Time dependent Resistance in an RC-circuit

[gonzalesdp]

Homework Statement

You have an RC-circuit with emf E, resistance R, and Capacitance C. However, R = R(t) = R_o(t/tao+1)^-1, where R_o is the intitial resistance. Assume that other than the time-dependent resistance, the circuit behaves normally.

Homework Equations

Show that during discharge the charfe at time t is given by

q(t) = q_oe^{-t(t/2tao+1)/R_oC} where q_o is the initial charge on the capacitor.

The Attempt at a Solution

I know to find q(t) of a simple RC-circuit you need to use basic differential equations. (a course which I have not taken yet). I've tried to simply substitue R(t) for R in the equation

q(t) = q_oe^(-S dt/RC)
(the "S" is the great s for integration, I'm not sure how it should be notated.)

This isn't working though.

 

[SammyS]

Kirchhoff's Laws give: ℇ ‒ IR ‒ q/C = 0.

I = dq/dt .

Not quite sure about your R.

Is it: $$R(t)=R_0\left(\frac{t}{\tau}\ +1\right)^{-1}\ ?$$

 

[ehild]

I know to find q(t) of a simple RC-circuit you need to use basic differential equations. (a course which I have not taken yet). I've tried to simply substitue R(t) for R in the equation

q(t) = q_oe^(-S dt/RC)
(the "S" is the great s for integration, I'm not sure how it should be notated.)

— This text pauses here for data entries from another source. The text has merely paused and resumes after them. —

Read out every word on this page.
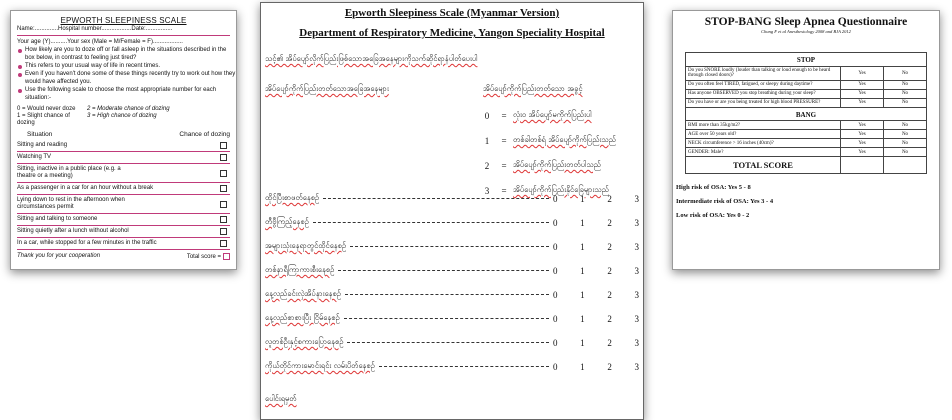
EPWORTH SLEEPINESS SCALE
Name:..............Hospital number..................Date:................
Your age (Y)..........Your sex (Male = M/Female = F)..................
How likely are you to doze off or fall asleep in the situations described in the box below, in contrast to feeling just tired?
This refers to your usual way of life in recent times.
Even if you haven't done some of these things recently try to work out how they would have affected you.
Use the following scale to choose the most appropriate number for each situation:-
0 = Would never doze	2 = Moderate chance of dozing
1 = Slight chance of dozing
3 = High chance of dozing
Situation	Chance of dozing
Sitting and reading
Watching TV
Sitting, inactive in a public place (e.g. a theatre or a meeting)
As a passenger in a car for an hour without a break
Lying down to rest in the afternoon when circumstances permit
Sitting and talking to someone
Sitting quietly after a lunch without alcohol
In a car, while stopped for a few minutes in the traffic
Thank you for your cooperation	Total score =
Epworth Sleepiness Scale (Myanmar Version)
Department of Respiratory Medicine, Yangon Speciality Hospital
သင့်၏ အိပ်ပျော်လိုက်ပြည်းဖြစ်သောအခြေအနေများကိုသက်ဆိုင်ရာနံပါတ်ပေးပါ
အိပ်ပျော်ကိုက်ပြည်းတတ်သောအခြေအနေများ	အိပ်ပျော်ကိုက်ပြည်းတတ်သော အခွင့်
0	= လုံးဝ အိပ်ပျော်မကိုက်ပြည်းပါ
1	= တစ်ခါတစ်ရံ အိပ်ပျော်ကိုက်ပြည်းသည်
2	= အိပ်ပျော်ကိုက်ပြည်းတတ်ပါသည်
3	= အိပ်ပျော်ကိုက်ပြည်းနိုင်ခြေများသည်
ထိုင်ပြီးစာဖတ်နေစဉ်	0	1	2	3
တီဗွီကြည့်နေစဉ်	0	1	2	3
အများသုံးနေရာတွင်ထိုင်နေစဉ်	0	1	2	3
တစ်နာရီကြာကားစီးနေစဉ်	0	1	2	3
နေ့လည်ခင်းလှဲအိပ်နားနေစဉ်	0	1	2	3
နေ့လည်စာစားပြီး ငြိမ်နေစဉ်	0	1	2	3
လူတစ်ဦးနှင့်စကားပြောနေစဉ်	0	1	2	3
ကိုယ်တိုင်ကားမောင်းရင်း လမ်းပိတ်နေစဉ်	0	1	2	3
ပေါင်းရမှတ်
STOP-BANG Sleep Apnea Questionnaire
Chung F et al Anesthesiology 2008 and BJA 2012
STOP		
Do you SNORE loudly (louder than talking or loud enough to be heard through closed doors)?	Yes	No
Do you often feel TIRED, fatigued, or sleepy during daytime?	Yes	No
Has anyone OBSERVED you stop breathing during your sleep?	Yes	No
Do you have or are you being treated for high blood PRESSURE?	Yes	No
BANG		
BMI more than 35kg/m2?	Yes	No
AGE over 50 years old?	Yes	No
NECK circumference > 16 inches (40cm)?	Yes	No
GENDER: Male?	Yes	No
TOTAL SCORE		
High risk of OSA: Yes 5 - 8
Intermediate risk of OSA: Yes 3 - 4
Low risk of OSA: Yes 0 - 2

If you did not learn how to solve a differential equation, do the opposite thing: show that the given q(t) function yields the same voltage across the capacitor (Q/C) and the resistor (IR). I hope you have learned to differentiate and you know that I=-dQ/dt in case of discharge. (The magnitude of charge removed from the capacitor in unit time (dQ/dt) is equal to the charge flowing through the loop in unit time (that is the current I). ehild

 

[gonzalesdp]

Thanks Sammy. I'll work on it a little more with your suggestions.

Thanks ehild. I don't know why but when I worked it out on my paper, I didn't realize the t/tao. I keep using t/(tao + 1). Such a dumb move on my part. Thanks again.

 

[gonzalesdp]

Yup it worked out. It's amazing that I worked on that problem for hours without realizing I wrote it down wrong to begin with. Thanks SammyS and ehild.

 

[gonzalesdp]

I'm still going to try it your way SammyS. I'd like to see how it unfolds that way. It's always good to know another way to solve a problem.